- Born: February 17, 1953 (age 73) Celaya, Guanajuato, Mexico
- Education: UNAM CINVESTAV (IPN)
- Known for: Research on human and porcine cysticercosis
- Awards: President, Mexican Academy of Sciences (2006–2008) Coordinator General, Foro Consultivo Científico y Tecnológico (2008–2012) Co-chair, Inter-American Network of Academies of Sciences (2007–2012)
- Scientific career
- Fields: Biology, Parasitology
- Workplaces: UNAM CINVESTAV

= Juan Pedro Laclette =

Mexican biologist (born 1953)

Juan Pedro Laclette San Román (born 17 February 1953) is a Mexican biologist and researcher at the UNAM.

==Biography==
He holds a doctorate in Biomedical Research from UNAM and a Master of Science degree in biochemistry from CINVESTAV, part of the IPN. His main area of specialization is research on human and porcine cysticercosis.

He completed a two-year postdoctoral fellowship as a Visiting Scientist at the School of Public Health of Harvard University. He began teaching at UNAM's Faculty of Medicine in 1974, first as a teaching assistant in biochemistry and later as a lecturer. In 1981, he joined the Institute of Biomedical Research at UNAM as an associate researcher. He served as head of the Department of Immunology from 1991 to 1995 and later as director of the institute (1999–2007). Since 2000, he has been a senior researcher (level C), and since 1999 has held PRIDE level D. He has been part of the National System of Researchers since its founding in 1984, and a level III researcher since 2003. As of October 2015, he had 41 years of service at UNAM.

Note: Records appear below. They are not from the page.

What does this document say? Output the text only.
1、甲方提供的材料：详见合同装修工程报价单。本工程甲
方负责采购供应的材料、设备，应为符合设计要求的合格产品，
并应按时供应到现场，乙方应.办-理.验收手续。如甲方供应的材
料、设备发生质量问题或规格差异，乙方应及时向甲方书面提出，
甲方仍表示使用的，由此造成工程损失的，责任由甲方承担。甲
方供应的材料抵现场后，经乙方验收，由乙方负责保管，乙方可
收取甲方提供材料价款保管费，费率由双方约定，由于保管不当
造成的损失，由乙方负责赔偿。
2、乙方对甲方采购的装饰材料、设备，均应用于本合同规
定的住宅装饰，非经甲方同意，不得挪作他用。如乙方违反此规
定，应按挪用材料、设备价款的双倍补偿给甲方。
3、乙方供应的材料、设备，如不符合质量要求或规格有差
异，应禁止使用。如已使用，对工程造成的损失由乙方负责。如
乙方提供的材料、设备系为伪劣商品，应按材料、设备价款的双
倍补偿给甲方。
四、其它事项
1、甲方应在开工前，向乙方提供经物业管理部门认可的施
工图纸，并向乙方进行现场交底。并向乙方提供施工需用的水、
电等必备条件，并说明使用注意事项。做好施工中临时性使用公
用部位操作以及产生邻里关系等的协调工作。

His academic and administrative career also includes two terms as coordinator of the Graduate Program in Biomedical Sciences (1996–1998 and 1998–1999), appointed by rectors José Sarukhán Kermez and Francisco Barnés de Castro. He was vice president of the Mexican Academy of Sciences (2004–2006) and later its president (2006–2008). He was elected coordinator general of the Foro Consultivo Científico y Tecnológico (2008–2012) and served two terms. He was also co-president of the Inter-American Network of Academies of Sciences (IANAS) from 2007 to 2012, and president of the Mexican Society of Parasitology (2003–2005).

He has served as an ex officio member of the governing board of the National Institute of Pediatrics (Ministry of Health) and of the governing board of CONACYT. In February 2014, he was appointed by UNAM rector José Ramón Narro Robles as coordinator of graduate studies at UNAM.

In 2012, he was listed among the 300 most influential leaders in Mexico by Líderes Mexicanos magazine.

He has published four books and numerous scientific articles in medical research journals. A member of several academic societies, he has taught undergraduate and doctoral courses at UNAM.